US makes 4 key recommendations to legislators for smooth blockchain implementation
In a move that can potentially iron out glitches in the implementation and usage of blockchain technologies, the US Government Accountability Office (GAO) has released four policy recommendations to lawmakers. GAO opined that its policy recommendations would be instrumental in enhancing the benefits and mitigating challenges posed by the use of technologies that underpin cryptocurrencies.
While the first recommendation sought that the policymakers could ‘collaborate’ to ‘unify standards’ that focus on the development, implementation, and use of blockchain technologies, the second one opined that policymakers could clarify existing oversight mechanisms, including regulations, or create new mechanisms to ensure appropriate oversight of blockchain applications.

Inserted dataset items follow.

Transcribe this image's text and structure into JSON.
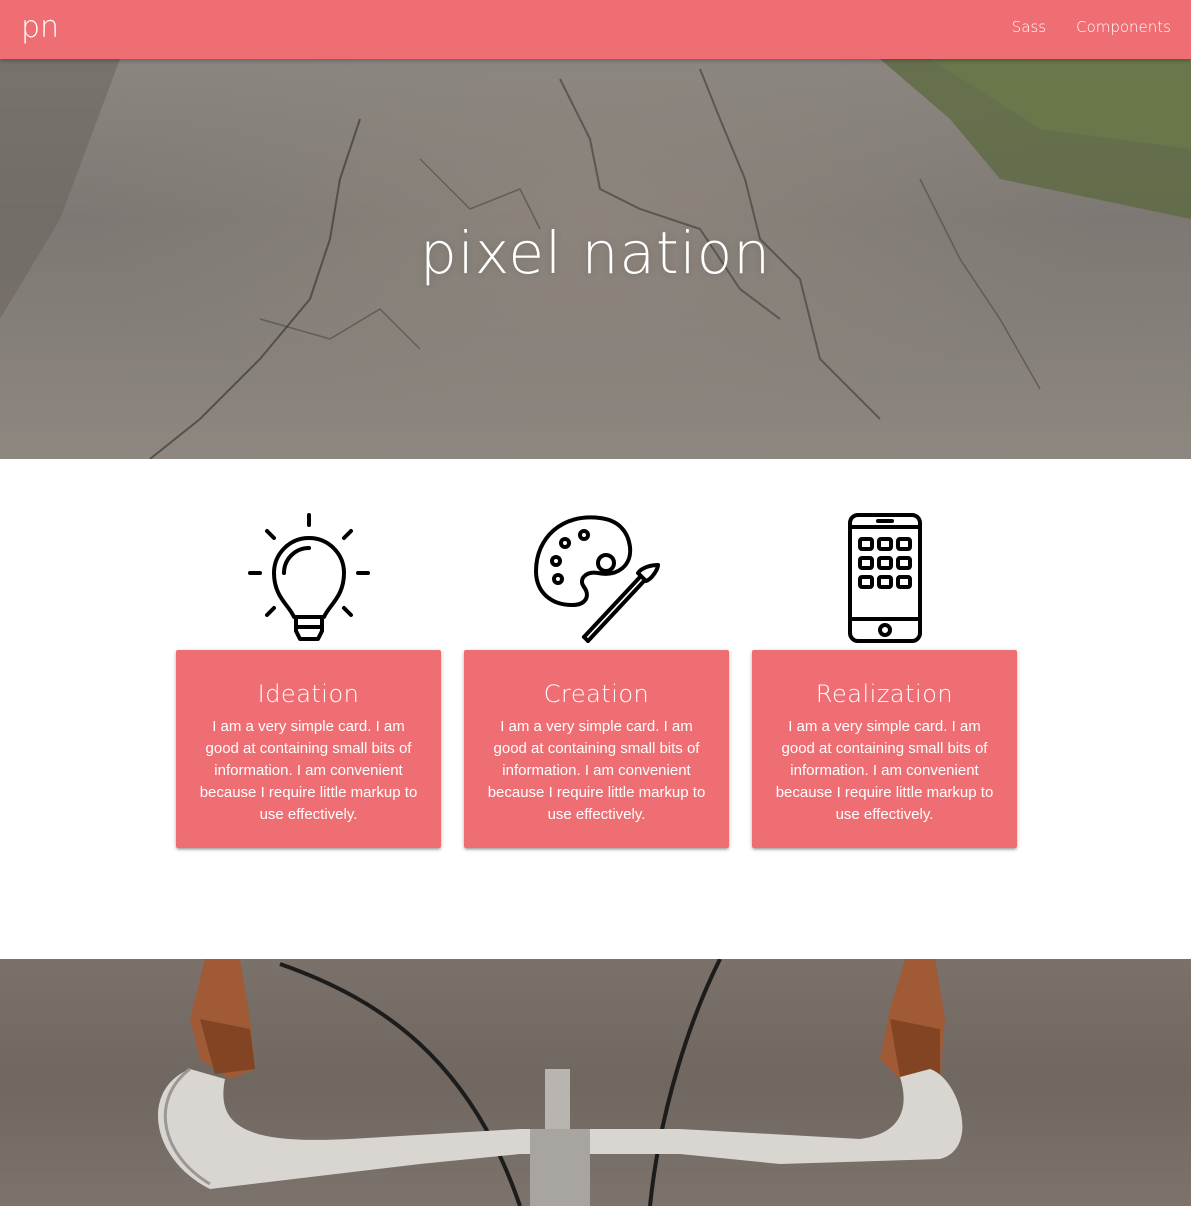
{
  "nav": {
    "brand": "pn",
    "links": [
      {
        "label": "Sass"
      },
      {
        "label": "Components"
      }
    ],
    "color": "#ee6e73"
  },
  "hero": {
    "title": "pixel nation"
  },
  "cards": [
    {
      "icon": "lightbulb-icon",
      "title": "Ideation",
      "text": "I am a very simple card. I am good at containing small bits of information. I am convenient because I require little markup to use effectively."
    },
    {
      "icon": "palette-icon",
      "title": "Creation",
      "text": "I am a very simple card. I am good at containing small bits of information. I am convenient because I require little markup to use effectively."
    },
    {
      "icon": "smartphone-icon",
      "title": "Realization",
      "text": "I am a very simple card. I am good at containing small bits of information. I am convenient because I require little markup to use effectively."
    }
  ]
}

Likewise, the third recommendation advised policymakers to support the development of ‘educational materials’ to help users and regulators better understand blockchain technologies beyond existing financial applications, the fourth one was seeking support activities designed to determine whether blockchain is appropriate for achieving specific missions and goals or to ‘mitigate specific challenges’.
“Blockchain has multiple qualities that make it suitable for storing a title registry system. A blockchain might both increase the speed of a title registry system and lower the cost of title insurance by making title registration simpler and more trustworthy. It may also simplify access to the myriad of documents and information needed to register title and transfer ownership. Using a blockchain to ensure all documents are accurate and complete may eliminate the need for some intermediaries, such as notaries and registrars,” as stated by GAO in its technical assessment.
While discerning the potential non-financial and financial uses of blockchain, including its ability to reduce costs and accelerate financial inclusion, it maintained that this technology could pose enormous risks if it is not regulated.
“While this emerging technology could help level the playing field for businesses of all sizes or enable greater financial inclusion, it also faces some challenges and poses some risks to the consumers and businesses that hope to use it,” GAO stated in its official blog.